Experts are people who have worked in a given industry long enough to understand all of the nuances and details that make it run. While they might lack the deep technical expertise of the Scientist, they make up for it by understanding the business deeply. That understanding brings with it the ability to see opportunities that are not available from the outside, while maintaining a wide perspective that isn’t limited to a single technology. Examples of experts include Lew Cirne (Wily Technologies, New Relic) and Craig Walker (Dialpad, Grand Central, Uber Conference).


  • Deep understanding of the industry allows Expers to see opportunities that no one else can see.
  • Able to adjust within their market as things change, staying flexible. In many cases they see changes coming before others.


  • Can have difficulty getting out of the rut of industry thinking and see things differently than everyone else. This becomes more true the longer they spend in the industry.
  • Limited to their industry of choice, even if that industry is challenged.

How to compensate

  • Change your environment as much as possible (office, people, places) to encourage new ways of thinking. Bring in advisors from outside the industry to challenge your thinking and open up new avenues of exploration.

The Outsider

Sometimes, it takes someone from outside of an industry to see opportunities and create new innovations.  While an outsider might lack the deep expertise of the Scientist or the Expert, they are also free of any preconceived notions of what is possible. That freedom can allow them to approach problems in novel ways that change the way the business works. Examples of outsiders who have changed industries where they had no previous experience include Elon Musk (Tesla, SpaceX) and Palmer Luckey (Oculus Rift).


  • Fresh perspective on the industry which allows them to find new solutions to existing problems.
  • Lacks any preconceived notions of what is possible or what might have been tried before.


  • Prone to making a large number of mistakes as they learn the nuances of the industry.
  • At the start they have a disadvantage against existing companies due to their lack of relationships, experience and reputation in the industry.

How to compensate

  • Constant customer development and market validation of ideas while developing the first product. The more customer feedback you get, the less likely you will veer off in directions that prove fruitless.

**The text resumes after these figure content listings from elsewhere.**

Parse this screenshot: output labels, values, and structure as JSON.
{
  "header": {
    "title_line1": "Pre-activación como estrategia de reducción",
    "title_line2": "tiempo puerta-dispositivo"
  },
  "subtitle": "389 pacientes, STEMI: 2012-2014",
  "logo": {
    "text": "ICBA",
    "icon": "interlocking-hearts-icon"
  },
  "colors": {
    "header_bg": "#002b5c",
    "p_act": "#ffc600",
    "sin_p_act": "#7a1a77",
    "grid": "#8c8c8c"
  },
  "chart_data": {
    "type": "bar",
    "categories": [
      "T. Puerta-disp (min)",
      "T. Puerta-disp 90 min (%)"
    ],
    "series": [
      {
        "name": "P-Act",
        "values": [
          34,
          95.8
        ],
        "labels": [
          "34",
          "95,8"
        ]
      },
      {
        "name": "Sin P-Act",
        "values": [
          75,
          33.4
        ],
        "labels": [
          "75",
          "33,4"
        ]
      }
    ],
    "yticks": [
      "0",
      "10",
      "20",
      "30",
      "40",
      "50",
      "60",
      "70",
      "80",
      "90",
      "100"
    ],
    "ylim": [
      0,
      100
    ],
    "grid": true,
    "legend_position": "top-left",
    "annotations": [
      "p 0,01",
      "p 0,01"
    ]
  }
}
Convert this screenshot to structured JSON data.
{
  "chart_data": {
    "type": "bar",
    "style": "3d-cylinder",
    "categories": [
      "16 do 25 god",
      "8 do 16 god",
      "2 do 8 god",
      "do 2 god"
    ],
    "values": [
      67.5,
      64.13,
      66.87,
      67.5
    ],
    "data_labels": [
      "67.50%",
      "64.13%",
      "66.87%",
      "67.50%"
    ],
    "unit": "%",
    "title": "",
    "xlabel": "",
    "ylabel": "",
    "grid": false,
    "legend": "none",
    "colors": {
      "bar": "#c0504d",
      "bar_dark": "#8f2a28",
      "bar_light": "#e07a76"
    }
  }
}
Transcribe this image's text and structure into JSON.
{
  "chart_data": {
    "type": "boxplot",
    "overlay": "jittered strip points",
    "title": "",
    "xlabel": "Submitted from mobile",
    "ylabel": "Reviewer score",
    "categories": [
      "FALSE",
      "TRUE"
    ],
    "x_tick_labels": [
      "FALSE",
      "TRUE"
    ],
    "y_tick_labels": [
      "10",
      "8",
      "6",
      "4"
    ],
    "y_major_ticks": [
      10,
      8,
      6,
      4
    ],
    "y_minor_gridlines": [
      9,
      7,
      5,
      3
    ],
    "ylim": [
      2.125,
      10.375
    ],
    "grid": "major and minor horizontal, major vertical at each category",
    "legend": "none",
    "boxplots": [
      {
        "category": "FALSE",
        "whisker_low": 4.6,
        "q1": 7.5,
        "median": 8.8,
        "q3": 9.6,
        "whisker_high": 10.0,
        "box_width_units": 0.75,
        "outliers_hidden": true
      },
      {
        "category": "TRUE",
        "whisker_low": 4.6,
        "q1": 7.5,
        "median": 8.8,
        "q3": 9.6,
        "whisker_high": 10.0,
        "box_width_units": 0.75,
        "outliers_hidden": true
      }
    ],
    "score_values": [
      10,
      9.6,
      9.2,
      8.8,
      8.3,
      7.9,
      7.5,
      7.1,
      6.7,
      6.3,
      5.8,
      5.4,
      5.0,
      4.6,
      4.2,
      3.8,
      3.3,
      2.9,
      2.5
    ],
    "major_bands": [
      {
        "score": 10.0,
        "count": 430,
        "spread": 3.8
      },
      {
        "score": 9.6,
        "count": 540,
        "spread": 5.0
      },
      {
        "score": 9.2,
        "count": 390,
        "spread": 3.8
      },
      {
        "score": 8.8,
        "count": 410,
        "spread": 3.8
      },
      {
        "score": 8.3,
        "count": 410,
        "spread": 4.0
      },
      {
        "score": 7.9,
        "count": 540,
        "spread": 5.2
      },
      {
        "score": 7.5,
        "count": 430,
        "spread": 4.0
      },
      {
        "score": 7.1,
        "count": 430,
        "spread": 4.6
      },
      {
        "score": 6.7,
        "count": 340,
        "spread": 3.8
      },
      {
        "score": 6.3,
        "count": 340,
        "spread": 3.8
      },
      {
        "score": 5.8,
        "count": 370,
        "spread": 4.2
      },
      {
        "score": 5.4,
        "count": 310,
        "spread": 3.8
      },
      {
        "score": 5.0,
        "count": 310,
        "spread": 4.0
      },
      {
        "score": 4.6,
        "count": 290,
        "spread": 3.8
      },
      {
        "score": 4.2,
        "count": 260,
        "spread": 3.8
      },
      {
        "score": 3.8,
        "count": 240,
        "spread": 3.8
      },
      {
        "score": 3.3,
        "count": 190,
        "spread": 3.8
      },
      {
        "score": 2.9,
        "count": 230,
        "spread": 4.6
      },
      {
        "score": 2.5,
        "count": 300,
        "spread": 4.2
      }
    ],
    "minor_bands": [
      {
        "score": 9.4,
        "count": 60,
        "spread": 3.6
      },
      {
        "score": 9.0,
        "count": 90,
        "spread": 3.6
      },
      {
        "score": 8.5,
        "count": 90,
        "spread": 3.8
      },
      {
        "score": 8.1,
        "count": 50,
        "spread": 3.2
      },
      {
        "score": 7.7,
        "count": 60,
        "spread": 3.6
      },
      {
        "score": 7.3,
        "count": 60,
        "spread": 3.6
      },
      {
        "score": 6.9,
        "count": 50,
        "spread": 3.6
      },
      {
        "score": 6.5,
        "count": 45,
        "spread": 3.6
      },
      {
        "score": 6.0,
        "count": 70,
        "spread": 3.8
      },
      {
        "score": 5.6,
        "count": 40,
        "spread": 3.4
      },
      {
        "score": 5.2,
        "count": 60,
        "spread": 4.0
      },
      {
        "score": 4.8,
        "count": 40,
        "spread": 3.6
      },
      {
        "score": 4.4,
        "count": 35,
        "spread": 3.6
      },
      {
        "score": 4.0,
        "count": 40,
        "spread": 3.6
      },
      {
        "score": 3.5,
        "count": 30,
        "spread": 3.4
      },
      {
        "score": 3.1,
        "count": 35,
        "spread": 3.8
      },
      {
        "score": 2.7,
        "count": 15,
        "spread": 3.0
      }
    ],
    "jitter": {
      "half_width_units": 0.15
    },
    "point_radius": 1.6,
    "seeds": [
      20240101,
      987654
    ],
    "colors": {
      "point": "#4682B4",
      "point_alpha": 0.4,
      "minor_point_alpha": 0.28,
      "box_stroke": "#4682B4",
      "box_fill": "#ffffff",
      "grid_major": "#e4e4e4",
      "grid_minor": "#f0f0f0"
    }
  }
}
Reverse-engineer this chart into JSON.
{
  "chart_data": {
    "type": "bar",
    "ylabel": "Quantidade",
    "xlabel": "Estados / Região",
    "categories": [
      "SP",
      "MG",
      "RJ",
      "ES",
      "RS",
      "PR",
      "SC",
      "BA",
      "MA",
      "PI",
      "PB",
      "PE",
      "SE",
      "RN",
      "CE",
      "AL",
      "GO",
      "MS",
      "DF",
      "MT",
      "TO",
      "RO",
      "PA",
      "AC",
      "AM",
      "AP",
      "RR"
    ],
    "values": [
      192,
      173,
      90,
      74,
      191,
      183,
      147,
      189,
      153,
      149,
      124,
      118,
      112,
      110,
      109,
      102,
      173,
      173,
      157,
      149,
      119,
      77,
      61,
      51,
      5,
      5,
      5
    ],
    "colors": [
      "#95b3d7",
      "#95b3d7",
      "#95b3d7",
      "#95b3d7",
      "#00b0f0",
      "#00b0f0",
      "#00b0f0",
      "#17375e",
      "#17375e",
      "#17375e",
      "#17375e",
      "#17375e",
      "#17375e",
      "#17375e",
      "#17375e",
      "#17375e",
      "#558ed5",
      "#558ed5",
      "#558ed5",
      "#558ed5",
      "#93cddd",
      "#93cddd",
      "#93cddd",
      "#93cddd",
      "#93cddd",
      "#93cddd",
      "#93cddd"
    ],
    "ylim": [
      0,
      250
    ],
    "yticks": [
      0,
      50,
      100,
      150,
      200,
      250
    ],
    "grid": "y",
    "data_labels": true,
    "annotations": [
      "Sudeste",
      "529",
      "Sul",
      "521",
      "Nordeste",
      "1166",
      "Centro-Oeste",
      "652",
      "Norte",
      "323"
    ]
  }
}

The best founding teams (See 5 Rules for Choosing a Co-Founder) are made up of many different types of people. In fact, some of the best founding teams have a Scientist, an Expert and an Outsider. Having such a diverse team compensates for the weaknesses of any given member while building up a wider array of strengths.

If you read those descriptions and found one that matches you, then you are very self-aware and ahead of the game. If not, don’t worry. Remember, this is a spectrum so there are many people that fall in between these categories.

This is one way to think about the spectrum of founders, but there are many more. The most important thing is to understand your strengths and weaknesses and how they compare to those of your competitors. If you do, you can recruit the kinds of co-founders that will make you stronger.